The perennial problem of the second LP! Part of me would just love to immerse myself in Renaissance scholarship, but I would never be more than a novice given the training in Latin, Italian, and Greek that you need. So I may leave that path for later. I have been interested in exploring the idea of ‘domination’ in more depth and that leads naturally to Adorno. His thesis was that in modernity our very social and cultural existence attests to our being dominated (post-modernity is just a fancy way of accepting domination). I think there is a lot of what Adorno says that is right (or at least, right up to a point) and I’ve started to get interested in Kant’s notion of the causality of freedom as a way of constructing a discourse that resists domination. Somewhat late in the day, I’m realising just how important Kant is. I’ve also been reading Agamben, which is a revelation. It seems to me that his idea of ‘bare life’ is another novel yet compelling way of understanding domination.
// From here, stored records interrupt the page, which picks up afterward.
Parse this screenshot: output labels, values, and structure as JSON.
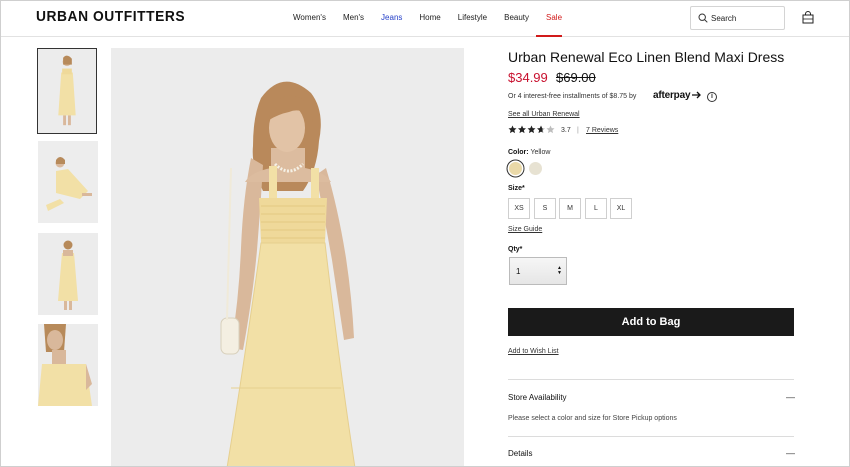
{
  "brand": "URBAN OUTFITTERS",
  "nav": {
    "items": [
      {
        "label": "Women's",
        "color": "#222222"
      },
      {
        "label": "Men's",
        "color": "#222222"
      },
      {
        "label": "Jeans",
        "color": "#2540c9"
      },
      {
        "label": "Home",
        "color": "#222222"
      },
      {
        "label": "Lifestyle",
        "color": "#222222"
      },
      {
        "label": "Beauty",
        "color": "#222222"
      },
      {
        "label": "Sale",
        "color": "#d11a1a"
      }
    ]
  },
  "search": {
    "placeholder": "Search",
    "icon": "search-icon"
  },
  "header_icons": {
    "bag": "shopping-bag-icon"
  },
  "product": {
    "title": "Urban Renewal Eco Linen Blend Maxi Dress",
    "sale_price": "$34.99",
    "original_price": "$69.00",
    "installments_text": "Or 4 interest-free installments of $8.75 by",
    "afterpay_label": "afterpay",
    "info_glyph": "i",
    "see_all_link": "See all Urban Renewal",
    "rating_value": 3.7,
    "rating_text": "3.7",
    "rating_separator": "|",
    "reviews_link": "7 Reviews",
    "color_label": "Color:",
    "color_value": "Yellow",
    "swatches": [
      {
        "name": "Yellow",
        "hex": "#ead9a8",
        "selected": true
      },
      {
        "name": "Cream",
        "hex": "#e7e2d2",
        "selected": false
      }
    ],
    "size_label": "Size*",
    "sizes": [
      "XS",
      "S",
      "M",
      "L",
      "XL"
    ],
    "size_guide_link": "Size Guide",
    "qty_label": "Qty*",
    "qty_value": "1",
    "qty_arrows": "▲▼",
    "add_to_bag": "Add to Bag",
    "wish_list_link": "Add to Wish List",
    "accordions": [
      {
        "title": "Store Availability",
        "toggle": "—",
        "body": "Please select a color and size for Store Pickup options"
      },
      {
        "title": "Details",
        "toggle": "—",
        "body": ""
      }
    ]
  },
  "colors": {
    "sale_red": "#c8102e",
    "button_black": "#1a1a1a",
    "dress_yellow": "#f2e0a6",
    "background_gray": "#ececec"
  }
}
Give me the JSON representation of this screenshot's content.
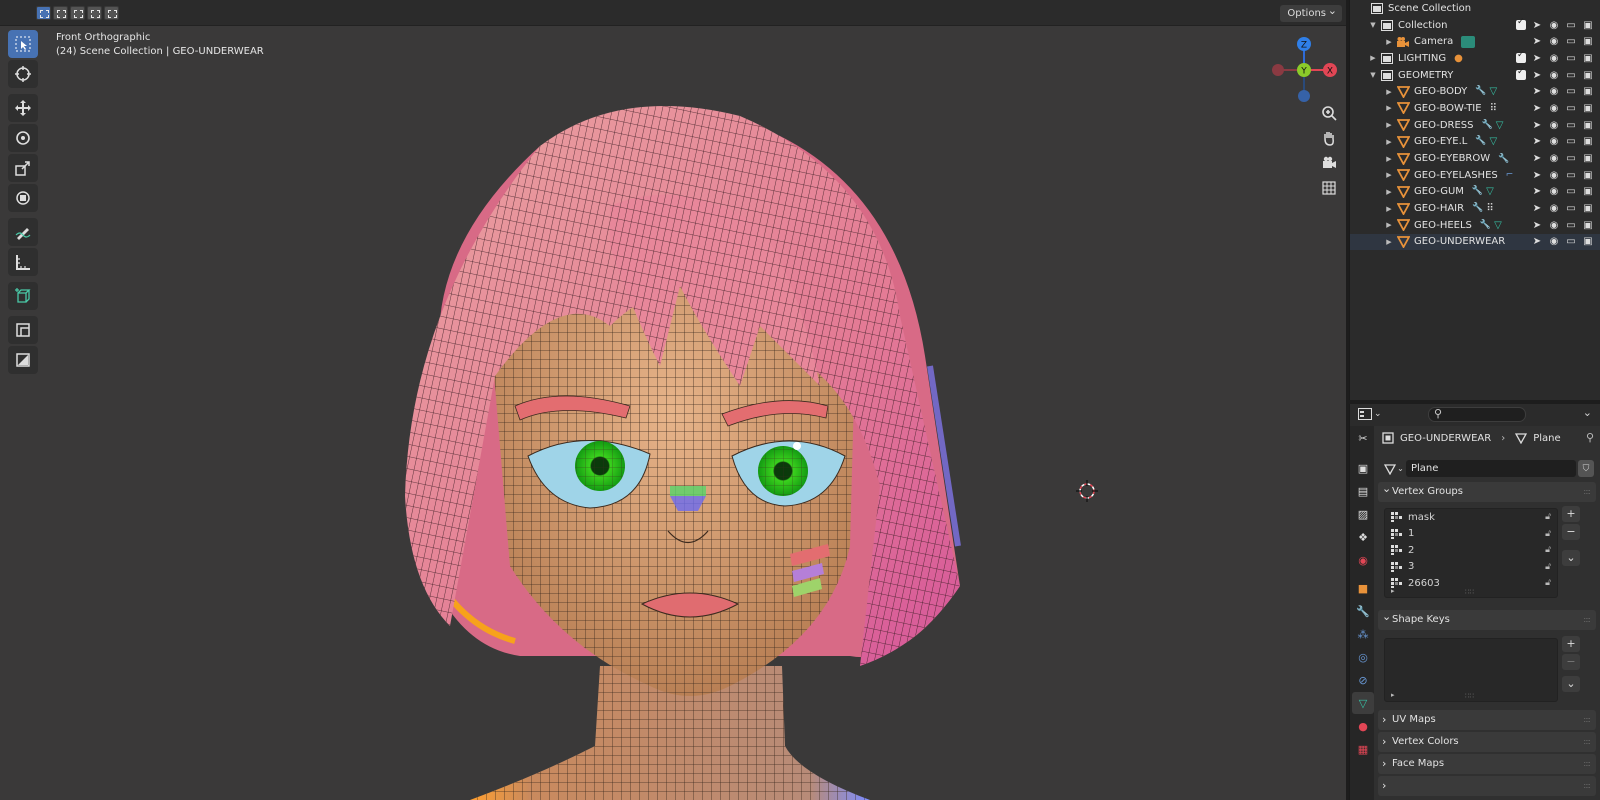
{
  "viewport": {
    "mode_label": "Front Orthographic",
    "context_label": "(24) Scene Collection | GEO-UNDERWEAR",
    "options_label": "Options",
    "gizmo": {
      "z": "Z",
      "y": "Y",
      "x": "X"
    }
  },
  "outliner": {
    "root": "Scene Collection",
    "rows": [
      {
        "name": "Collection",
        "depth": 1,
        "type": "collection",
        "checked": true
      },
      {
        "name": "Camera",
        "depth": 2,
        "type": "camera",
        "checked": false
      },
      {
        "name": "LIGHTING",
        "depth": 1,
        "type": "collection",
        "checked": true
      },
      {
        "name": "GEOMETRY",
        "depth": 1,
        "type": "collection",
        "checked": true
      },
      {
        "name": "GEO-BODY",
        "depth": 2,
        "type": "mesh"
      },
      {
        "name": "GEO-BOW-TIE",
        "depth": 2,
        "type": "mesh"
      },
      {
        "name": "GEO-DRESS",
        "depth": 2,
        "type": "mesh"
      },
      {
        "name": "GEO-EYE.L",
        "depth": 2,
        "type": "mesh"
      },
      {
        "name": "GEO-EYEBROW",
        "depth": 2,
        "type": "mesh"
      },
      {
        "name": "GEO-EYELASHES",
        "depth": 2,
        "type": "mesh"
      },
      {
        "name": "GEO-GUM",
        "depth": 2,
        "type": "mesh"
      },
      {
        "name": "GEO-HAIR",
        "depth": 2,
        "type": "mesh"
      },
      {
        "name": "GEO-HEELS",
        "depth": 2,
        "type": "mesh"
      },
      {
        "name": "GEO-UNDERWEAR",
        "depth": 2,
        "type": "mesh",
        "selected": true
      }
    ]
  },
  "properties": {
    "breadcrumb_object": "GEO-UNDERWEAR",
    "breadcrumb_data": "Plane",
    "data_name": "Plane",
    "vertex_groups_title": "Vertex Groups",
    "vertex_groups": [
      "mask",
      "1",
      "2",
      "3",
      "26603"
    ],
    "shape_keys_title": "Shape Keys",
    "uv_maps_title": "UV Maps",
    "vertex_colors_title": "Vertex Colors",
    "face_maps_title": "Face Maps"
  },
  "colors": {
    "accent": "#4772b3",
    "mesh_icon": "#e8923a",
    "modifier_icon": "#6a9ad8",
    "data_icon": "#36c1a5"
  }
}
What is philosophy of education and why does it matter?
I guess ultimately Philosophy of Education tries to stimulate thinking about the purpose of education and what its value is, exactly. This gets neglected by two sets of practitioners. First, there are those who are entirely wrapped up in process – assessment, student feedback, modes of pedagogy – but for whom the value of education is pretty much ignored. Second, there are the HE academics immersed in their subject matter (which in one sense I’m all in favour of) but who have little awareness of what education actually is. So, for example, if you ask them what the value of education is, often the answers are pedestrian, predictable, and process-orientated. But the people who really need philosophy of education are the policy makers and, of course, they are normally the least people likely to know or care about the values and aims of education. Their ignorance is in direct inverse proportion to the power they wield. But that is another topic!